President Michael D Higgins has paid tribute to the selfless Irish Volunteers whom he said laid the foundations for freedom 100 years ago.
He was joined by Taoiseach Enda Kenny at a public ceremony in Dublin's Garden of Remembrance to mark the centenary of the formation of Oglaigh na hEireann (Irish Volunteers) this morning.
The president laid a wreath in honour of the founding volunteers and in his address praised the thousands of men who thought beyond themselves and their own lives.
He said: "This was an army drawn from people who were motivated to rise and to vindicate the unfulfilled hopes and aspirations for freedom, of the previous generations, men and women anxious to live up to their responsibilities as they saw them towards future generations. Through the foundation of Olaigh na hEireann they were envisioning a brighter future for our citizens in freedom."
T he Irish Volunteers - Oglaigh na hEireann - was founded on 25 November 1913 at a public meeting held in the Rotunda Rink in Dublin.
Formed to reinforce their demand for Home Rule, just as the Ulster Volunteer Force was formed to resist it, they played an integral role in the events leading to the foundation of the Irish State.
Founding members included Padraig Pearse who would later lead the 1916 Easter Rising.
Two years ago, the British Queen honoured Ireland's dead when she laid a wreath at the same memorial during her historic visit.

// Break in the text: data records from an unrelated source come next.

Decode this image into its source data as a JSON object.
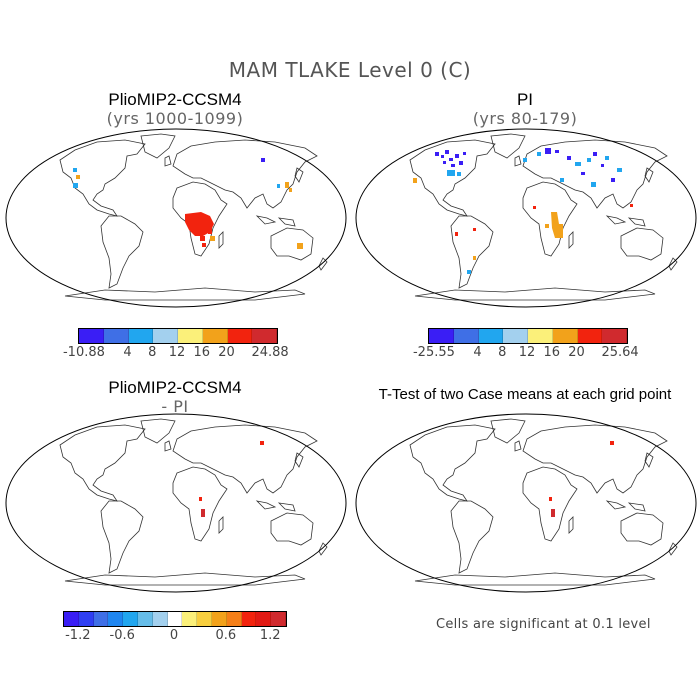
{
  "title": "MAM TLAKE Level 0 (C)",
  "panels": {
    "top_left": {
      "title": "PlioMIP2-CCSM4",
      "subtitle": "(yrs 1000-1099)"
    },
    "top_right": {
      "title": "PI",
      "subtitle": "(yrs 80-179)"
    },
    "bottom_left": {
      "title": "PlioMIP2-CCSM4",
      "subtitle": "- PI"
    },
    "bottom_right": {
      "title": "T-Test of two Case means at each grid point"
    }
  },
  "colorbars": {
    "top_left": {
      "colors": [
        "#3a1ef5",
        "#3f6fe6",
        "#21a6ef",
        "#a3d0ee",
        "#fbf07a",
        "#f2a21b",
        "#f2230e",
        "#d02a2e"
      ],
      "labels": [
        "-10.88",
        "4",
        "8",
        "12",
        "16",
        "20",
        "24.88"
      ]
    },
    "top_right": {
      "colors": [
        "#3a1ef5",
        "#3f6fe6",
        "#21a6ef",
        "#a3d0ee",
        "#fbf07a",
        "#f2a21b",
        "#f2230e",
        "#d02a2e"
      ],
      "labels": [
        "-25.55",
        "4",
        "8",
        "12",
        "16",
        "20",
        "25.64"
      ]
    },
    "bottom_left": {
      "colors": [
        "#3a1ef5",
        "#2f3ff2",
        "#3f6fe6",
        "#1f86f0",
        "#21a6ef",
        "#66bde9",
        "#a3d0ee",
        "#ffffff",
        "#fbf07a",
        "#f8cf3f",
        "#f2a21b",
        "#f57f18",
        "#f2230e",
        "#e21a14",
        "#d02a2e"
      ],
      "labels": [
        "-1.2",
        "-0.6",
        "0",
        "0.6",
        "1.2"
      ]
    }
  },
  "significance_note": "Cells are significant at 0.1 level",
  "legend_colors": {
    "map_outline": "#000000",
    "coast": "#333333"
  }
}
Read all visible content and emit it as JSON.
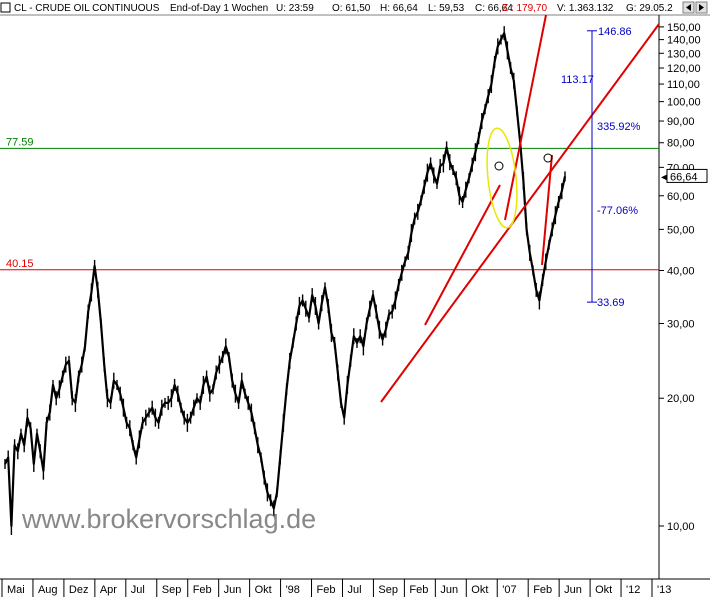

Mr Higgins, who is to make a similarly symbolic state visit to the UK next April, added : " We live in a very different world to that of the generation of 1913. One century later, our relations with our near neighbours, our place in Europe and in the world, has been transfigured. We live with our independence granted, connections offered to us, or blooming already, which would have been unimaginable to our forefathers.
"One hundred years on, many wounds have healed, new possibilities are opening up. We are now ready, in 2013, not only to cherish the memory and the stories of those who fought for the cause of Irish Freedom as we do today but are ready to endorse, in imagination and sympathy, the narrative of the other."
From tomorrow, a Military Archives exhibition on the Irish Volunteers will open in the Pillar Room at the Rotunda Hospital and will run until November 29.